Last week I attended Africa Peering and Interconnection Forum; it brought together ISPs, content provider and regulators from 20 African countries but the Communications Commission of Kenya was conspicuously missing.

It is only after attending such meetings that you understand some of the reasons the cost of internet will not drop for the individual, who is probably looking forward to the day we pay $20 per month for limited connectivity.

First, peering means exchange of content between ISPs at a central point like the Internet Exchange point (IXP). Think of an IXP as a hub in airline terms. Nairobi is the regional hub and most arlines with no connections to the region from Europe usually get their passengers to Nairobi, then they are taken over by KQ or another airline.

For instance, if you are travelling from Windhoek Namibia to Lome in Togo, you will have to buy a ticket from different airlines or from one airline that goes to Lome, which is likely to give the cheaper option. If you decide to travel SAA then KQ, there is no doubt the ticket might be higher; this is Africa!

The same principle applies, if your content is hosted abroad and you are in Kinshasa, you have a choice of ISPs that will charge the cost of international connectivity because at some point, the data will leave your ISP network to another, and they have to pay. Assuming that content was hosted locally, it means that cost of international connectivity would be eliminated.

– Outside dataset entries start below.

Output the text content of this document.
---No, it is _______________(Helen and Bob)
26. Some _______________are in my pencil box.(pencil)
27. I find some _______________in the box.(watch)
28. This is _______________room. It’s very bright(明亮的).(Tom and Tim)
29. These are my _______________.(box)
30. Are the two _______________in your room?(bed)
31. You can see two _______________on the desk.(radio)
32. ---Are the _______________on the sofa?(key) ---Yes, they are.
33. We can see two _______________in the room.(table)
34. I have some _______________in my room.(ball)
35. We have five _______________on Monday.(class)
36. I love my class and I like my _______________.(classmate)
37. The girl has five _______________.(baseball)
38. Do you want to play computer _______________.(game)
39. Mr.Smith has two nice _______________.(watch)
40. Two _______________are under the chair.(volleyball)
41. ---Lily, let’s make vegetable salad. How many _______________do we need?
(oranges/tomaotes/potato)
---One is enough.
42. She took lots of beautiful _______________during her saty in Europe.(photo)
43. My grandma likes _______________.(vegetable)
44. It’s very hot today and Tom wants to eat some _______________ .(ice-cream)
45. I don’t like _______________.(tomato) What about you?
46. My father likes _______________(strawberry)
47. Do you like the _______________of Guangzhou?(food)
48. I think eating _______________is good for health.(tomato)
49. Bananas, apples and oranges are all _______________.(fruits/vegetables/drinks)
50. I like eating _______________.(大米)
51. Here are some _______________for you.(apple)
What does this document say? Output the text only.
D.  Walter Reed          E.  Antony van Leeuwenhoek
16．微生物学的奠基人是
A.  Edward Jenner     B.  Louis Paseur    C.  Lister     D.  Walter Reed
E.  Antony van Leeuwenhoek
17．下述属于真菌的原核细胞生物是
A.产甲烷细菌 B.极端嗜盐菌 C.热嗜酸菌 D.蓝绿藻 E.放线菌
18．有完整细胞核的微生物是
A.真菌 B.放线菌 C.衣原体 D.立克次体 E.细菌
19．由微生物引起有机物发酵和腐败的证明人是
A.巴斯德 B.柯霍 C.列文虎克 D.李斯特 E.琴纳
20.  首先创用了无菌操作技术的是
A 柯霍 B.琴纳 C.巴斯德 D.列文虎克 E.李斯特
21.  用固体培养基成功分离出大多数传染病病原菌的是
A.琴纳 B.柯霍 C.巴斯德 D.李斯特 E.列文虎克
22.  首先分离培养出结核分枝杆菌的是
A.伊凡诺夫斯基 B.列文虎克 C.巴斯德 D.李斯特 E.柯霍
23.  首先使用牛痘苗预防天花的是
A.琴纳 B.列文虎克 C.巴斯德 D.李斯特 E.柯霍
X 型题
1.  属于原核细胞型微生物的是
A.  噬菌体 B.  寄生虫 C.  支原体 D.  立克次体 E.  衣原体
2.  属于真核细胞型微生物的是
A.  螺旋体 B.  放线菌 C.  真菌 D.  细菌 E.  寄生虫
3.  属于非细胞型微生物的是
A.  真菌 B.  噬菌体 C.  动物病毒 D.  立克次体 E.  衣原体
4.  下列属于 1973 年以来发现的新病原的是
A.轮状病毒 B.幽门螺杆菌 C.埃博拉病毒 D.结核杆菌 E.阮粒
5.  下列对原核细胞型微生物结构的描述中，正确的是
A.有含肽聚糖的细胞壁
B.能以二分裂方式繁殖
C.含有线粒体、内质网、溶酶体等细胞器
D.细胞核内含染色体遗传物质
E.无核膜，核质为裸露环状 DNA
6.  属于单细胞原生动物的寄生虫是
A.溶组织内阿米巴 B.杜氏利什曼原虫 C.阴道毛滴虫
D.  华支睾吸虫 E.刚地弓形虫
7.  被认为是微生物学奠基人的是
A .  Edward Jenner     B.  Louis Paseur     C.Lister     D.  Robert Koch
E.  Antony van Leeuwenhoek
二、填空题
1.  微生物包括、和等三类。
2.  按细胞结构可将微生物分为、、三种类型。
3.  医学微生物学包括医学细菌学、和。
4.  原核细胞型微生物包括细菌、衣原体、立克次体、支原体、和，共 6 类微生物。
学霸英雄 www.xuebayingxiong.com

But the internet costs remain the same whether local or international, so why bother? Thats a question that many people ask and the answer is simple; we do not generate enough content to spur competition in hosting services and lower the costs. Abroad, people can charge lower because maybe the server is in a garage somewhere, under the bed or in a company like Yahoo, that attracts 10 million sites a year, so it can afford to charge 10 dollars and still make money.

Ever wondered why a ticket to Malawi costs $800 and one to South Africa costs $400 yet it may seem logical that the reverse be the case? Well, it is argued that the Jo’Burg route has more flights and airlines compared to Malawi and therefore more competition. Indeed, if you are going to Lilongwe via Kenya Airways, you might be taken on a round trip of your life but if they attempted that on the Jo’burg route, they may lose the customers.


Anyway, if the ISPs in the region do not see the need to share content and so long as we continue hosting abroad, the cost will remain high. Of course those are not the only issues, there is licensing and the desire to get a quick return on investment, maybe the period may be made longer.

There are ways content providers can reduce costs by setting up POPs like in Nigeria and ISPs evolving to be more of regional carriers and reduce backhauling costs like Orange is doing in the region

There is no doubt that the industry is getting better; maybe most us host 9 out of 10 websites locally but it will probably get to a time when ISPs say that if you access websites that are local, then the cost is low and flat, maybe like they do with on network calls.

It may look simplistic but we all have a role to play in making internet cheaper. Follow-up piece can address licensing issues and benefits we can expect from having Kenyan Internet Exchange Point, Mombasa Internet Exchange Point and a POP hosted at Internet Solutions in Kenya.